Rethinking the Problem of Evil: A Unified Theodicy (Part 9) – A Final Plea


The issue of gratuitous evil is, much to the chagrin of the academic elite, ultimately answered by gratuitous love. Though I have presented what I believe to be a solid argument for the logical problem of evil and the evidential problem of evil, it doesn’t offer a 100% rational answer. The reason is that one doesn’t exist, thus any theodicy must acknowledge that it will ultimately be incomplete unless it includes love at the center of its theodicy.

Though this answer isn’t popular among Christian philosophers, we must never forget that in all our theorizing on why God allowed evil, He answered the question of, “God, why this evil” on a cross. Any theodicy that doesn’t include the cross is inherently doomed to failure, because the cross is God’s answer to evil, so how can it be ignored?

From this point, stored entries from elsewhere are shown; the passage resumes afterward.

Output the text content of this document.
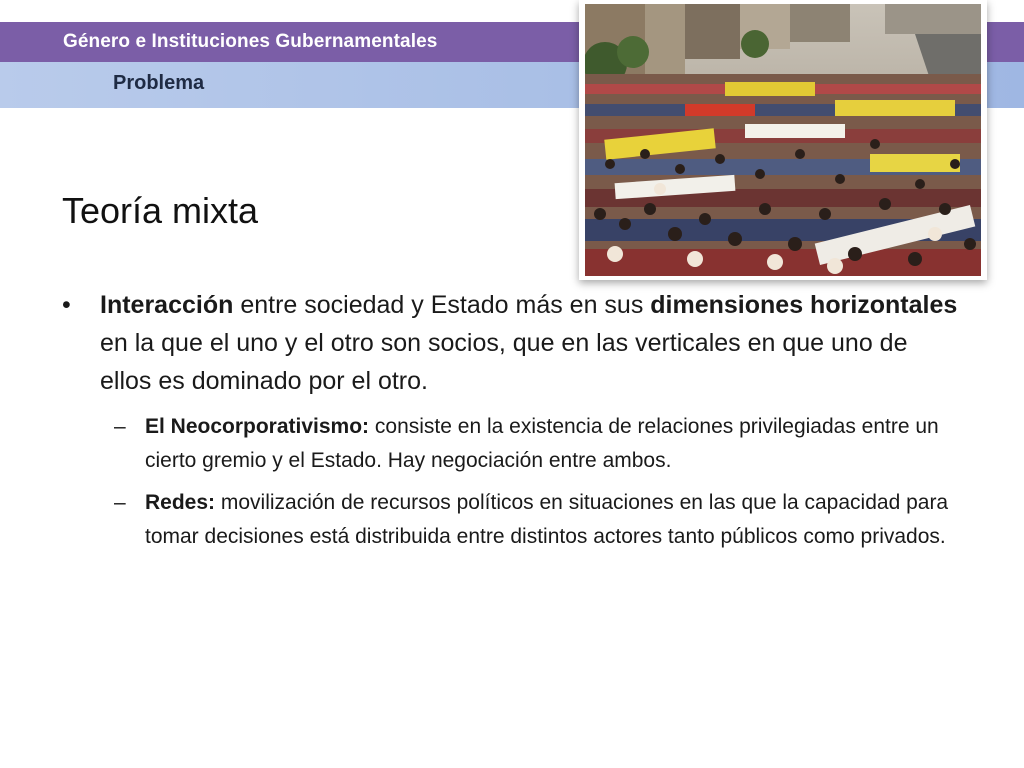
Género e Instituciones Gubernamentales
Problema
Teoría mixta
• Interacción entre sociedad y Estado más en sus dimensiones horizontales en la que el uno y el otro son socios, que en las verticales en que uno de ellos es dominado por el otro.
– El Neocorporativismo: consiste en la existencia de relaciones privilegiadas entre un cierto gremio y el Estado. Hay negociación entre ambos.
– Redes: movilización de recursos políticos en situaciones en las que la capacidad para tomar decisiones está distribuida entre distintos actores tanto públicos como privados.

The cross serves as the best answer to the existential problem of evil, for while we may not know why God allowed an evil to occur, we can at least know that Jesus suffered evil just as we do. We can know that God was not content to watch us suffer, but instead partook in our suffering. A people may question the king when he allows his people to starve, but if he himself chooses to starve while handing out food to all others then the critics must turn away in shame. So it is with God.

Ultimately, the question of why God allows specific evils will remain a rational mystery to a certain degree. We are limited to say that God allows specific evils because He won’t violate free will in every instance, but this doesn’t say much about why some evils are allowed while others aren’t. But in order to know why God allows some evils and not others requires us to know the mind of God, which is impossible. Why is it that God will step in and drown the Egyptian army, but won’t stop one ethnic group from attacking another ethnic group? We do not know why, other than God has a purpose in stopping some evil. Hence, why evil occurs will ultimately remain a mystery to us, because we do not know the mind of God.

It is in the mysterious aspect, however, that ties into the existential answer to the problem of evil. That it is a mystery and that God’s purposes are known alone to God shows that we should rely on Him even more. To believe in mystery requires us to trust in God. To believe in mystery requires us to rely on Him, which only increases our love for Him.